Both the mechanisms of growth of orogenic plateaus and the processes that control or limit their growth remain controversial. Within currently active orogens, only two large-scale orogenic plateaus (in Tibet and the Andes) have developed during Cenozoic times. At the broadest scale, their growth has been driven by sustained plate convergence. If such convergence continues into the future, will these plateaus continue to expand? What controls whether they reach a stable size, continuously expand, or begin to shrink or collapse? This research project explores the factors that limit plateau growth and the interplay between tectonic forcing and erosion that modulates changes in topography along plateau margins with particular focus on one mode of plateau growth: synchronous growth of thrust-related ranges with filling of high, ponded intermontane basins during times of relative aridity. The enhanced crustal loads represented by the basin-range couplet are proposed to drive outward propagation of deformation. This project will be focused along the northeastern margin of the Puna Plateau and the adjacent Eastern Cordillera of northwestern Argentina, a region that lies astride an abrupt climatic boundary and boasts multiple generations of late Cenozoic thrusting and episodes of basin filling and emptying. Successive faults overthrust conglomerates and fluvial-lacustrine strata and are then buried by younger gravels. Radiometric dating of the numerous volcanic ashes that are preserved within the basin fills, as well as within conglomerates will permit tight time control on the growth and decay of the plateau margin and will underpin a detailed reconstruction of the interplay of range growth, an evolving fluvial network, and multiple cycles of basin filling and emptying.

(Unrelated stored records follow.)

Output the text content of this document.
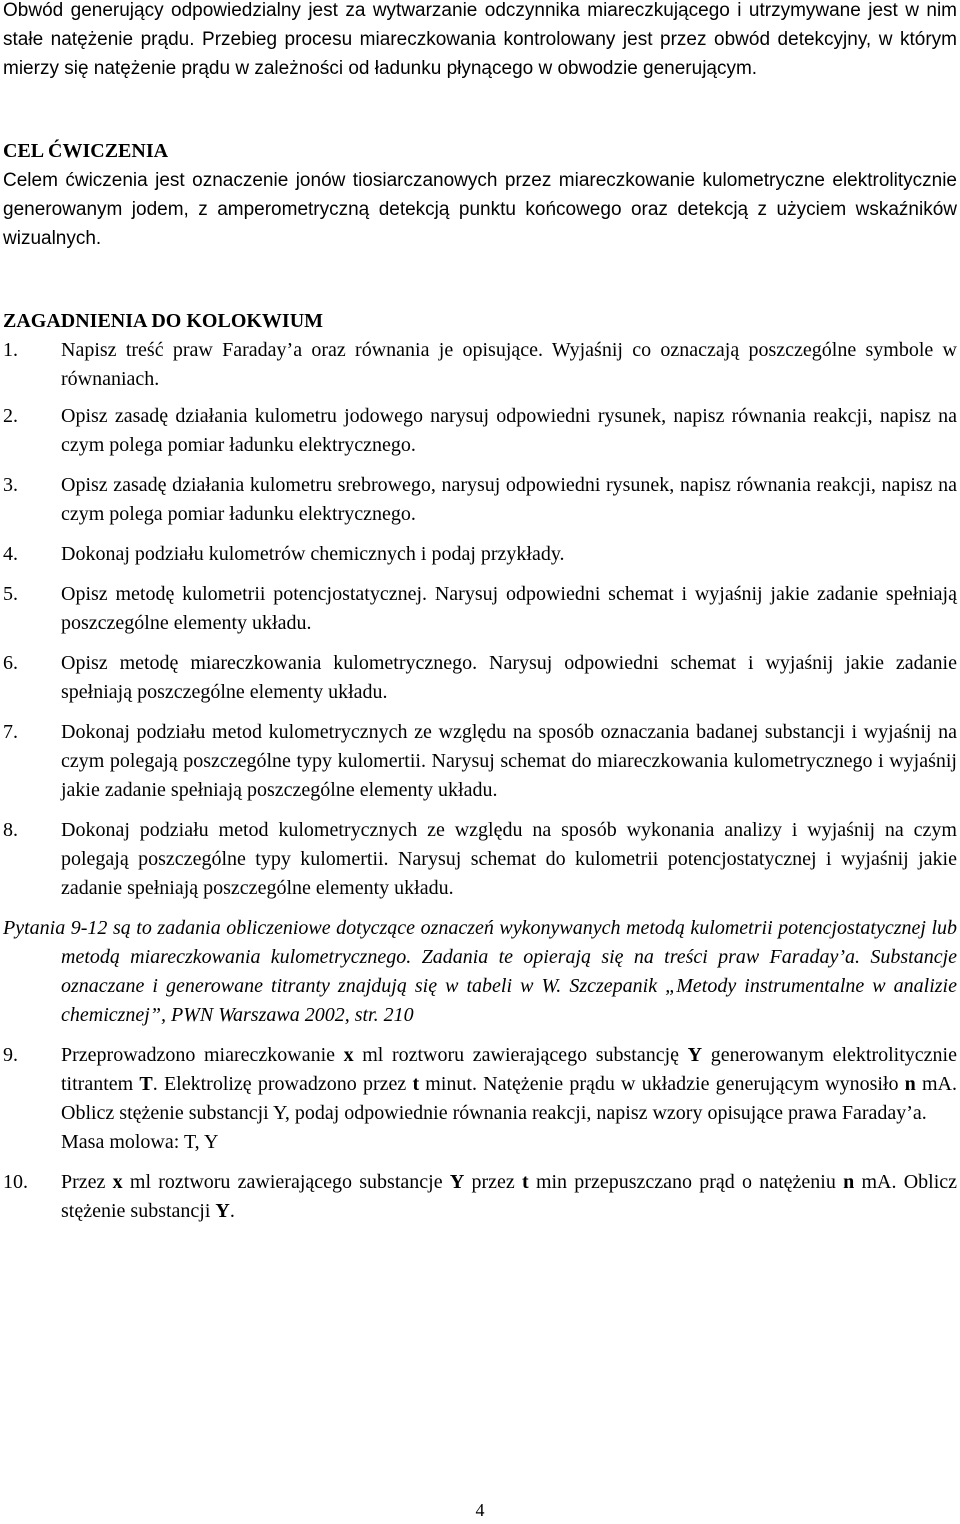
Obwód generujący odpowiedzialny jest za wytwarzanie odczynnika miareczkującego i utrzymywane jest w nim stałe natężenie prądu. Przebieg procesu miareczkowania kontrolowany jest przez obwód detekcyjny, w którym mierzy się natężenie prądu w zależności od ładunku płynącego w obwodzie generującym.

CEL ĆWICZENIA

Celem ćwiczenia jest oznaczenie jonów tiosiarczanowych przez miareczkowanie kulometryczne elektrolitycznie generowanym jodem, z amperometryczną detekcją punktu końcowego oraz detekcją z użyciem wskaźników wizualnych.

ZAGADNIENIA DO KOLOKWIUM

1. Napisz treść praw Faraday’a oraz równania je opisujące. Wyjaśnij co oznaczają poszczególne symbole w równaniach.
2. Opisz zasadę działania kulometru jodowego narysuj odpowiedni rysunek, napisz równania reakcji, napisz na czym polega pomiar ładunku elektrycznego.
3. Opisz zasadę działania kulometru srebrowego, narysuj odpowiedni rysunek, napisz równania reakcji, napisz na czym polega pomiar ładunku elektrycznego.
4. Dokonaj podziału kulometrów chemicznych i podaj przykłady.
5. Opisz metodę kulometrii potencjostatycznej. Narysuj odpowiedni schemat i wyjaśnij jakie zadanie spełniają poszczególne elementy układu.
6. Opisz metodę miareczkowania kulometrycznego. Narysuj odpowiedni schemat i wyjaśnij jakie zadanie spełniają poszczególne elementy układu.
7. Dokonaj podziału metod kulometrycznych ze względu na sposób oznaczania badanej substancji i wyjaśnij na czym polegają poszczególne typy kulomertii. Narysuj schemat do miareczkowania kulometrycznego i wyjaśnij jakie zadanie spełniają poszczególne elementy układu.
8. Dokonaj podziału metod kulometrycznych ze względu na sposób wykonania analizy i wyjaśnij na czym polegają poszczególne typy kulomertii. Narysuj schemat do kulometrii potencjostatycznej i wyjaśnij jakie zadanie spełniają poszczególne elementy układu.

Pytania 9-12 są to zadania obliczeniowe dotyczące oznaczeń wykonywanych metodą kulometrii potencjostatycznej lub metodą miareczkowania kulometrycznego. Zadania te opierają się na treści praw Faraday’a. Substancje oznaczane i generowane titranty znajdują się w tabeli w W. Szczepanik „Metody instrumentalne w analizie chemicznej”, PWN Warszawa 2002, str. 210

9. Przeprowadzono miareczkowanie x ml roztworu zawierającego substancję Y generowanym elektrolitycznie titrantem T. Elektrolizę prowadzono przez t minut. Natężenie prądu w układzie generującym wynosiło n mA. Oblicz stężenie substancji Y, podaj odpowiednie równania reakcji, napisz wzory opisujące prawa Faraday’a.
Masa molowa: T, Y
10. Przez x ml roztworu zawierającego substancje Y przez t min przepuszczano prąd o natężeniu n mA. Oblicz stężenie substancji Y.
4
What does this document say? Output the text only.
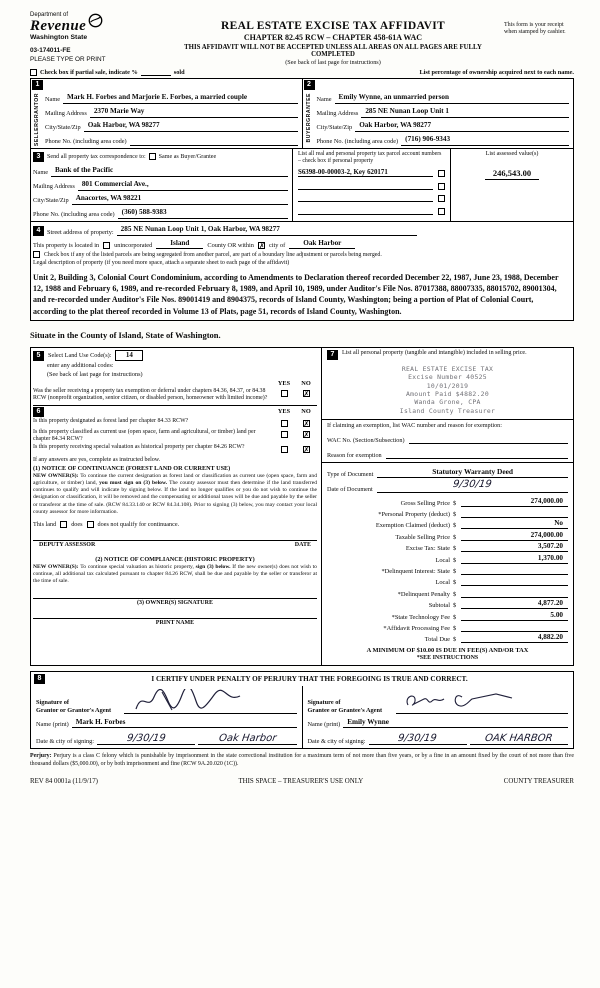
Department of
Revenue
Washington State
03-174011-FE
PLEASE TYPE OR PRINT
REAL ESTATE EXCISE TAX AFFIDAVIT
CHAPTER 82.45 RCW – CHAPTER 458-61A WAC
THIS AFFIDAVIT WILL NOT BE ACCEPTED UNLESS ALL AREAS ON ALL PAGES ARE FULLY COMPLETED
(See back of last page for instructions)
This form is your receipt when stamped by cashier.
Check box if partial sale, indicate %	sold	List percentage of ownership acquired next to each name.
1
SELLERGRANTOR Name Mark H. Forbes and Marjorie E. Forbes, a married couple
Mailing Address 2370 Marie Way
City/State/Zip Oak Harbor, WA 98277
Phone No. (including area code)
2
BUYERGRANTEE Name Emily Wynne, an unmarried person
Mailing Address 285 NE Nunan Loop Unit 1
City/State/Zip Oak Harbor, WA 98277
Phone No. (including area code) (716) 906-9343
3	Send all property tax correspondence to: Same as Buyer/Grantee
Name Bank of the Pacific
Mailing Address 801 Commercial Ave.,
City/State/Zip Anacortes, WA 98221
Phone No. (including area code) (360) 588-9383
List all real and personal property tax parcel account numbers – check box if personal property
S6398-00-00003-2, Key 620171
List assessed value(s)
246,543.00
4	Street address of property: 285 NE Nunan Loop Unit 1, Oak Harbor, WA 98277
This property is located in unincorporated	Island	County OR within ✗ city of	Oak Harbor
Check box if any of the listed parcels are being segregated from another parcel, are part of a boundary line adjustment or parcels being merged.
Legal description of property (if you need more space, attach a separate sheet to each page of the affidavit)
Unit 2, Building 3, Colonial Court Condominium, according to Amendments to Declaration thereof recorded December 22, 1987, June 23, 1988, December 12, 1988 and February 6, 1989, and re-recorded February 8, 1989, and April 10, 1989, under Auditor's File Nos. 87017388, 88007335, 88015702, 89001304, and re-recorded under Auditor's File Nos. 89001419 and 8904375, records of Island County, Washington; being a portion of Plat of Colonial Court, according to the plat thereof recorded in Volume 13 of Plats, page 51, records of Island County, Washington.
Situate in the County of Island, State of Washington.
5	Select Land Use Code(s):	14
enter any additional codes:
(See back of last page for instructions)
YES	NO
Was the seller receiving a property tax exemption or deferral under chapters 84.36, 84.37, or 84.38 RCW (nonprofit organization, senior citizen, or disabled person, homeowner with limited income)?	✗
6	YES	NO
Is this property designated as forest land per chapter 84.33 RCW?	✗
Is this property classified as current use (open space, farm and agricultural, or timber) land per chapter 84.34 RCW?	✗
Is this property receiving special valuation as historical property per chapter 84.26 RCW?	✗
If any answers are yes, complete as instructed below.
(1) NOTICE OF CONTINUANCE (FOREST LAND OR CURRENT USE)
NEW OWNER(S): To continue the current designation as forest land or classification as current use (open space, farm and agriculture, or timber) land, you must sign on (3) below. The county assessor must then determine if the land transferred continues to qualify and will indicate by signing below. If the land no longer qualifies or you do not wish to continue the designation or classification, it will be removed and the compensating or additional taxes will be due and payable by the seller or transferor at the time of sale. (RCW 84.33.140 or RCW 84.34.108). Prior to signing (3) below, you may contact your local county assessor for more information.
This land does does not qualify for continuance.
DEPUTY ASSESSOR	DATE
(2) NOTICE OF COMPLIANCE (HISTORIC PROPERTY)
NEW OWNER(S): To continue special valuation as historic property, sign (3) below. If the new owner(s) does not wish to continue, all additional tax calculated pursuant to chapter 84.26 RCW, shall be due and payable by the seller or transferor at the time of sale.
(3) OWNER(S) SIGNATURE
PRINT NAME
7	List all personal property (tangible and intangible) included in selling price.
REAL ESTATE EXCISE TAX
Excise Number 40525
10/01/2019
Amount Paid $4882.20
Wanda Grone, CPA
Island County Treasurer
If claiming an exemption, list WAC number and reason for exemption:
WAC No. (Section/Subsection)
Reason for exemption
Type of Document	Statutory Warranty Deed
Date of Document	9/30/19
Gross Selling Price $	274,000.00
*Personal Property (deduct) $
Exemption Claimed (deduct) $	No
Taxable Selling Price $	274,000.00
Excise Tax: State $	3,507.20
Local $	1,370.00
*Delinquent Interest: State $
Local $
*Delinquent Penalty $
Subtotal $	4,877.20
*State Technology Fee $	5.00
*Affidavit Processing Fee $
Total Due $	4,882.20
A MINIMUM OF $10.00 IS DUE IN FEE(S) AND/OR TAX
*SEE INSTRUCTIONS
8	I CERTIFY UNDER PENALTY OF PERJURY THAT THE FOREGOING IS TRUE AND CORRECT.
Signature of
Grantor or Grantor's Agent
Name (print) Mark H. Forbes
Date & city of signing:	9/30/19	Oak Harbor
Signature of
Grantee or Grantee's Agent
Name (print) Emily Wynne
Date & city of signing:	9/30/19	OAK HARBOR
Perjury: Perjury is a class C felony which is punishable by imprisonment in the state correctional institution for a maximum term of not more than five years, or by a fine in an amount fixed by the court of not more than five thousand dollars ($5,000.00), or by both imprisonment and fine (RCW 9A.20.020 (1C)).
REV 84 0001a (11/9/17)	THIS SPACE – TREASURER'S USE ONLY	COUNTY TREASURER
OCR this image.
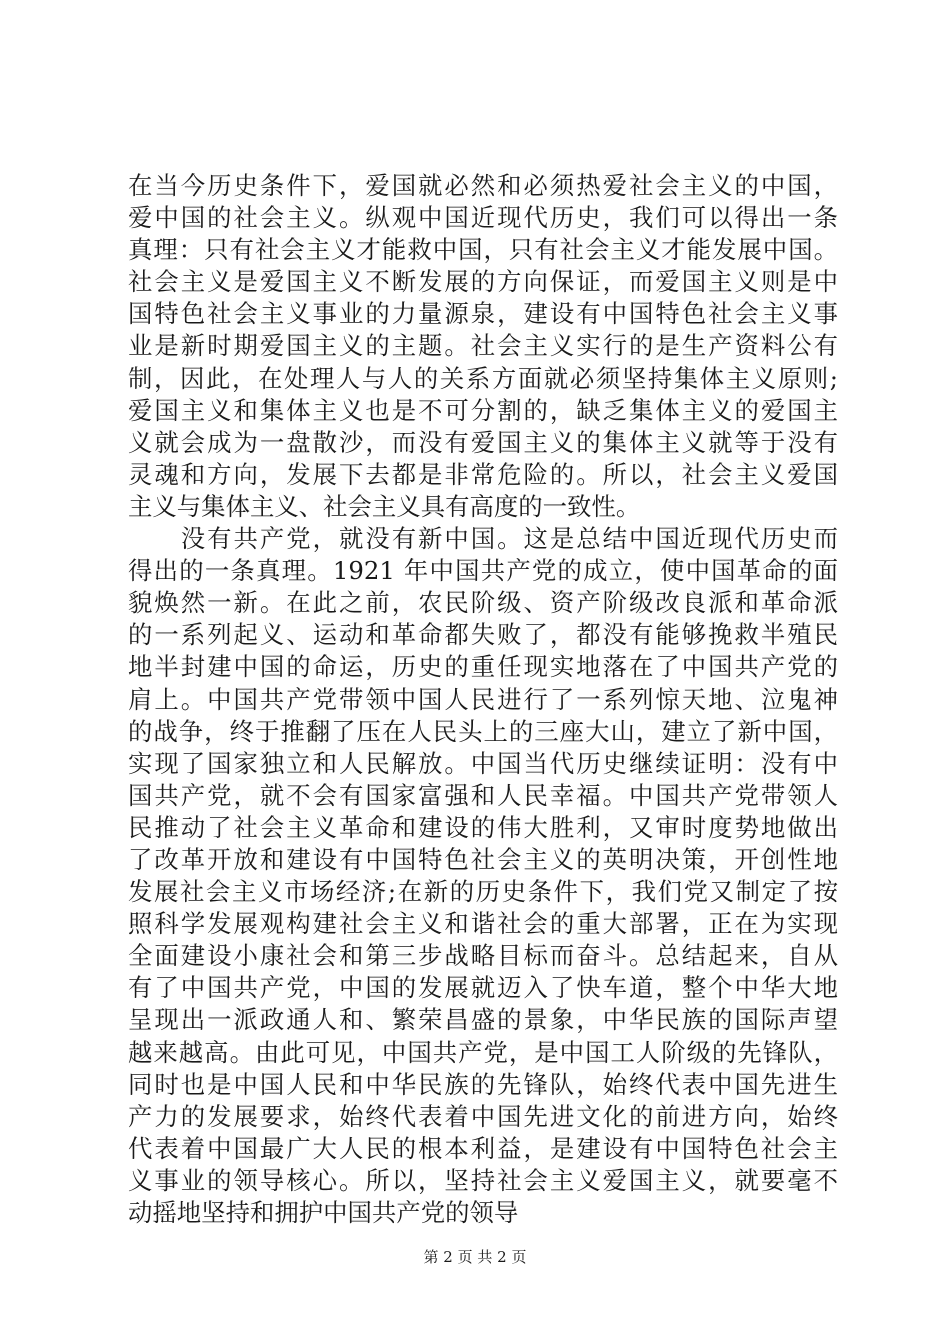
在当今历史条件下，爱国就必然和必须热爱社会主义的中国，
爱中国的社会主义。纵观中国近现代历史，我们可以得出一条
真理：只有社会主义才能救中国，只有社会主义才能发展中国。
社会主义是爱国主义不断发展的方向保证，而爱国主义则是中
国特色社会主义事业的力量源泉，建设有中国特色社会主义事
业是新时期爱国主义的主题。社会主义实行的是生产资料公有
制，因此，在处理人与人的关系方面就必须坚持集体主义原则;
爱国主义和集体主义也是不可分割的，缺乏集体主义的爱国主
义就会成为一盘散沙，而没有爱国主义的集体主义就等于没有
灵魂和方向，发展下去都是非常危险的。所以，社会主义爱国
主义与集体主义、社会主义具有高度的一致性。
　　没有共产党，就没有新中国。这是总结中国近现代历史而
得出的一条真理。1921 年中国共产党的成立，使中国革命的面
貌焕然一新。在此之前，农民阶级、资产阶级改良派和革命派
的一系列起义、运动和革命都失败了，都没有能够挽救半殖民
地半封建中国的命运，历史的重任现实地落在了中国共产党的
肩上。中国共产党带领中国人民进行了一系列惊天地、泣鬼神
的战争，终于推翻了压在人民头上的三座大山，建立了新中国，
实现了国家独立和人民解放。中国当代历史继续证明：没有中
国共产党，就不会有国家富强和人民幸福。中国共产党带领人
民推动了社会主义革命和建设的伟大胜利，又审时度势地做出
了改革开放和建设有中国特色社会主义的英明决策，开创性地
发展社会主义市场经济;在新的历史条件下，我们党又制定了按
照科学发展观构建社会主义和谐社会的重大部署，正在为实现
全面建设小康社会和第三步战略目标而奋斗。总结起来，自从
有了中国共产党，中国的发展就迈入了快车道，整个中华大地
呈现出一派政通人和、繁荣昌盛的景象，中华民族的国际声望
越来越高。由此可见，中国共产党，是中国工人阶级的先锋队，
同时也是中国人民和中华民族的先锋队，始终代表中国先进生
产力的发展要求，始终代表着中国先进文化的前进方向，始终
代表着中国最广大人民的根本利益，是建设有中国特色社会主
义事业的领导核心。所以，坚持社会主义爱国主义，就要毫不
动摇地坚持和拥护中国共产党的领导
第 2 页 共 2 页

Orogenic plateaus represent extensive topographic regions characterized by high elevation, but low topographic relief. The two largest plateaus on earth today have resulted from tectonic plate convergence in the Himalaya and the Andes. The margins of such plateaus are the sites of great earthquakes (such as the devastating ones in Sichuan and Kashmir). Being immense areas of high topography, such plateaus impact global climate by diverting the jet stream, modulating the strength and path of the monsoon, and influencing patterns of rainfall. These plateaus also provide the water that supports over 2 billion people. An improved understanding of how plateaus grow, what controls where faulting occurs, and whether topographic thresholds exist that control climatic change is of significant scientific and societal value. This project focuses on the eastern flank of the Puna Plateau in Argentina, where excellent exposures and a rich diversity of datable volcanic ashes permit reconstruction of the history of plateau growth in a detailed temporal framework. The results of this study will assist the ongoing effort to understand the interactions among climate and tectonics in large, actively deforming mountain ranges.